I’ve neglected the power of recording events. It’s been nearly 6 months since the last entry. I think I wrote a short post while I was in California. I’m now back in Ohio. The past couple of weeks were rough. I arrived here November 17th? I know it was the week before Thanksgiving, and I arrived on a Thursday. The night before my flight, I booked a hotel room and as any addict fresh out of rehab would, I met with a familiar mistress and started the trend of isolation with this old partner. This pervasive pattern has affected the work I had put in while sober, in California, eyes bright and future becoming secure. I ran from all of that. I was sober in California, and I relapsed here in Ohio. I had a safety net there, friends, the program, and plans for the future. Why did I leave all of that behind? Because it felt fake? The progress I had made was solely character development, dependent on the rehabilitation services and insurance? No, there’s something that triggered this change. I was informed without plan that I had to leave. I had been skimming the program and cutting corners. My addict personality was beginning to take control, and I was destined to relapse. If I do not aim to change my daily habits then I will reap the consequences of bad health, both mental and physical in the time ahead.
I reached a stage of progression, without tangible progress- a stage where I had all the tools in place to be successful and happy. It was challenging and I noticed that I had began to change, more mental than physical. Albeit lifting weights and eating healthily, I had started to wean off of psych meds. This was the fulcrum of change. This changed my mindset and mood.

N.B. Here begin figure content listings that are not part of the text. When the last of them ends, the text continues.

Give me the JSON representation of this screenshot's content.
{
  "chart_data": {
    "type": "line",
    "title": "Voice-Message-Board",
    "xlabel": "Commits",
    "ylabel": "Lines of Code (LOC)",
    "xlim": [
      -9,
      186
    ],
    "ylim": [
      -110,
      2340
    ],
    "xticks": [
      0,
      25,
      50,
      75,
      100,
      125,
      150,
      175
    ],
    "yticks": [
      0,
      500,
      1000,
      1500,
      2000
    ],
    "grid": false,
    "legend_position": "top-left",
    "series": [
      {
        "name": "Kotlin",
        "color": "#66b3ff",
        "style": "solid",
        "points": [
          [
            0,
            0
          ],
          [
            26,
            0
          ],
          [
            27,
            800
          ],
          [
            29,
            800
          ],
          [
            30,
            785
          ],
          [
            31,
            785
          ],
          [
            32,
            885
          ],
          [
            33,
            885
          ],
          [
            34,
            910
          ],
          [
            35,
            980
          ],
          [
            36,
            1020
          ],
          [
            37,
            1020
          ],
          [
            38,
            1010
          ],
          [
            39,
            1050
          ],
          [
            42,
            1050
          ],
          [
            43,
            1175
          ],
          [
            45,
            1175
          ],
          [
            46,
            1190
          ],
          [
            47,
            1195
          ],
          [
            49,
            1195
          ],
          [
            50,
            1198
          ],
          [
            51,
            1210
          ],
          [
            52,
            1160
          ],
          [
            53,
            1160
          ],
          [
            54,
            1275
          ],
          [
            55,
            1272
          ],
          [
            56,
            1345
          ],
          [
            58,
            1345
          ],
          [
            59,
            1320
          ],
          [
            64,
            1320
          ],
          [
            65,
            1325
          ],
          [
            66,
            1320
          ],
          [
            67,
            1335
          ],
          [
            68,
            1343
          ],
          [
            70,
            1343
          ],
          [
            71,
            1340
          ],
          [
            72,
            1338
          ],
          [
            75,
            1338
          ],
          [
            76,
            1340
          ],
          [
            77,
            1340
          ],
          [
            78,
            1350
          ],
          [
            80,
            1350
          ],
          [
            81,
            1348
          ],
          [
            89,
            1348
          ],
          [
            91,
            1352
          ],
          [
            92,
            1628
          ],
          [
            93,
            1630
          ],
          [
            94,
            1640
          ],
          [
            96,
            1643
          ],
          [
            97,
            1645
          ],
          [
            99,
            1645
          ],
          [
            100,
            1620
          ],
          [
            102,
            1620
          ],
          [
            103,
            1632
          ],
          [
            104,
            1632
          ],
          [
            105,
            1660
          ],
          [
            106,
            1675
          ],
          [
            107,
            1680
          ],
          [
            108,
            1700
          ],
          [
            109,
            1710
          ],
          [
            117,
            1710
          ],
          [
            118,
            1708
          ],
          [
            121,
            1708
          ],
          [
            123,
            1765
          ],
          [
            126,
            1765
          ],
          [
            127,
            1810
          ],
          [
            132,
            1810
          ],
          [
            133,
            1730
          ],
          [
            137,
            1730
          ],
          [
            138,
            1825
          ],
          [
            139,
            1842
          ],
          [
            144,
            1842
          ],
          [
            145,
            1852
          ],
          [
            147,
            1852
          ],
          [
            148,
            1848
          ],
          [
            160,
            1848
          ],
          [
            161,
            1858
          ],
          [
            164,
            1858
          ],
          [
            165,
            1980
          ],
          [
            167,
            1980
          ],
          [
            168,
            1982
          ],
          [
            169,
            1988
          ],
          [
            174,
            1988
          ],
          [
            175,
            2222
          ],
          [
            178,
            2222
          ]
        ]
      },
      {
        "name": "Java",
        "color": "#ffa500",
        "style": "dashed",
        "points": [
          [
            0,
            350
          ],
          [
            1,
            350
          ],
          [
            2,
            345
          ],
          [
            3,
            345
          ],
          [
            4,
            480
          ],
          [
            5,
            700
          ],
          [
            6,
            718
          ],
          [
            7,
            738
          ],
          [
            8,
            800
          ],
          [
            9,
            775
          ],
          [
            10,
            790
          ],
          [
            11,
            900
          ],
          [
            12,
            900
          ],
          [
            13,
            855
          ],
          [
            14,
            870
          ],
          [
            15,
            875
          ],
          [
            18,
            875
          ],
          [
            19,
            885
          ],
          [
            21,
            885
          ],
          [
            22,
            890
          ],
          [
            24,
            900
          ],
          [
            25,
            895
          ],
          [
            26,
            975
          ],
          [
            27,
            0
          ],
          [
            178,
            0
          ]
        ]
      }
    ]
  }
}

I took a heroic dose of magic mushrooms and weed gummies on the night before my flight. After arriving, I purchased a THC pen from a gas station. That same week I bought a PS4. After several days, I decided to venture to the city. I immediately bought a small handle of vodka and blacked out that night, which was the night before last. I’m now trying to piece together a plan for my life. The hiccups are a reminder of the past. It has not been that long since my falling.